Somewhere in the house supper was cooking. Neal could smell the fragrance of roast goose and herbs he did not know names for. The virginals were still.

Mason spoke broodingly. “All that means is this: we must put away fine schemes for my province of New Hampshire. It will not be a Spanish Potosi flowing silver. But I want my manor there—a hall built and fields cleared. And I want what the other adventurers want—my money back and more. Fish and furs should do it, and we look to you to find the Laconia Country within the year and start running the beaver off the great lakes there.”

“I wish I could get you to think about ship timber.”

“You’ve been Bedlam-mad about trees ever since the King let you go into the New Forest and sell off those rotted oaks to pay your company. I doubt we can better Riga fir anyway. No, it’s the cod and the beaver I look to for our return from there.”

“And those vineyards you were talking about last time I was here?”

“Now I’m not so sure about the vineyards as I was. I thought to plant both black and white muscadine, but John Scarlock says it’s scarce warm enough for them in England, and—he’s not so chary with truth as you are, Walter—he says he hears it about the docks that all America’s a frozen swamp.”

Walter Neal smiled and his eyes glowed deeply.

“So you’re listening to John Scarlock now? I told you he was a lad to watch.”

“I don’t know that I grant you that. He’s useful in stocking the ship, and he has that about him that should you put him down on a bare rock he’d be able to scratch a living there—but so would most yeomen. I do not find him so out of common. Couldn’t go from here to shire’s edge without meeting twenty like him.”

“Nor could you. That’s the glory of him, sir, and the glory of King’s England—the men who are not out of common. Why, I could go out on the downs and pick up a lump of sod, frozen over for winter now, but all alive with roots and quick to come again in March—furze, gorse, rosemary, what you will—pick it up and carry it across the sea and set it into the shale and clay between the great pines of Piscataqua.
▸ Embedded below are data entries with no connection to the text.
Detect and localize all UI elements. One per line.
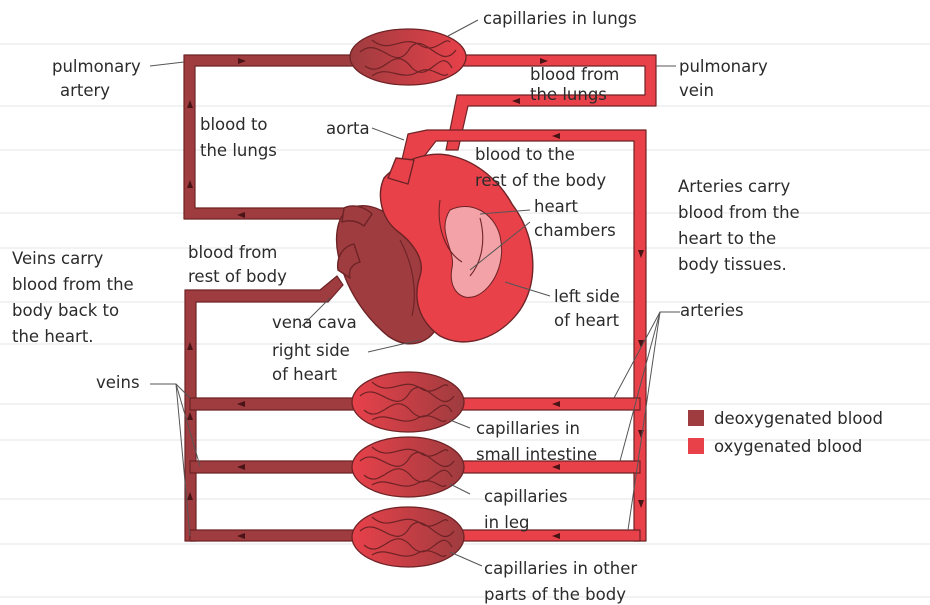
label-heart-chambers-line2: chambers (534, 221, 616, 240)
label-right-side-line1: right side (272, 341, 350, 360)
label-cap-other-line1: capillaries in other (484, 559, 637, 578)
label-arteries: arteries (680, 301, 744, 320)
label-blood-to-body-line1: blood to the (475, 145, 575, 164)
label-cap-intestine-line2: small intestine (476, 445, 597, 464)
label-pulmonary-vein-line2: vein (679, 81, 714, 100)
legend-item-deoxygenated: deoxygenated blood (688, 404, 883, 432)
capillary-bed-lungs (350, 29, 466, 85)
label-veins-carry-line3: body back to (12, 301, 119, 320)
label-blood-from-body-line2: rest of body (188, 267, 287, 286)
label-arteries-carry-line3: heart to the (678, 229, 776, 248)
vein-branch-intestine (190, 398, 365, 410)
label-cap-leg-line2: in leg (484, 513, 530, 532)
capillary-bed-leg (352, 437, 464, 497)
label-blood-to-lungs-line1: blood to (200, 115, 268, 134)
label-veins-carry-line2: blood from the (12, 275, 134, 294)
artery-branch-intestine (455, 398, 640, 410)
legend-item-oxygenated: oxygenated blood (688, 432, 883, 460)
label-heart-chambers-line1: heart (534, 197, 579, 216)
label-pulmonary-vein-line1: pulmonary (679, 57, 768, 76)
label-left-side-line1: left side (554, 287, 620, 306)
label-veins: veins (96, 373, 140, 392)
label-aorta: aorta (326, 119, 370, 138)
label-blood-to-body-line2: rest of the body (475, 171, 606, 190)
label-arteries-carry-line1: Arteries carry (678, 177, 791, 196)
label-cap-leg-line1: capillaries (484, 487, 568, 506)
label-veins-carry-line1: Veins carry (12, 249, 104, 268)
label-vena-cava: vena cava (272, 313, 357, 332)
legend: deoxygenated blood oxygenated blood (688, 404, 883, 460)
label-left-side-line2: of heart (554, 311, 620, 330)
label-blood-from-lungs-line2: the lungs (530, 85, 607, 104)
label-blood-to-lungs-line2: the lungs (200, 141, 277, 160)
vein-branch-leg (190, 461, 365, 473)
artery-branch-other (455, 530, 640, 541)
label-blood-from-lungs-line1: blood from (530, 65, 619, 84)
label-pulmonary-artery-line2: artery (60, 81, 110, 100)
label-pulmonary-artery-line1: pulmonary (52, 57, 141, 76)
label-arteries-carry-line4: body tissues. (678, 255, 787, 274)
label-blood-from-body-line1: blood from (188, 243, 277, 262)
capillary-bed-other (352, 507, 464, 567)
label-capillaries-lungs: capillaries in lungs (483, 9, 637, 28)
deoxygenated-swatch (688, 410, 704, 426)
oxygenated-swatch (688, 438, 704, 454)
label-veins-carry-line4: the heart. (12, 327, 94, 346)
capillary-bed-intestine (352, 372, 464, 432)
label-cap-intestine-line1: capillaries in (476, 419, 580, 438)
vein-branch-other (190, 530, 365, 541)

It would be a richer land for putting the old and the new together.”

“That I see, but damme if I see the point you’re making.”

“The point’s John Scarlock. Wherever we take him, there we take England. There we take a great, solid, root-gnarly lump of English earth to build into our new country. Do you see it now? I treasure him for all that he is and the wise use we can put him to.”

“There we take England,” mused John Mason into his ruddy glass. “Yes. We take all you say when we take John. But we take something else you have not reckoned with. Something that I am not sure of. Will he always yield kindly to our wise use, do you think?”

Wind blew up from the freezing harbor, rattled at the casements.

“Last night I had a dream, and in it I was stone-blind. Stone-blind, and made to sit and sign my name forever on leaves I could not read!”

Neal drew down the corners of his mouth. “I would not like to dream that,” he said.

“But I think now that perhaps it was less a dream than truth. We set our names at the bottom of all kinds of high schemes without ever knowing quite what they’ll come to, or what will come of them that can change the world. In my dream I was afraid, Walter.”

Neal made no answer, and after a moment his host stood up. “There’ll be supper downstairs,” he said, and then added, staring into the lighted gables across the street, “Well, come March or April, the ship’ll be ready for you, and the goods, and the men. Take England, if you will. You can’t very well go without her, since there’s something in every man of the land where he was bred, more in some than in others. But know what it is you’re taking. I love it too, but it’s a stubborn country, bitter and unruly, and its course you cannot always predict. If you doubt my word, go up to Whitehall, and ask King Charles about it.”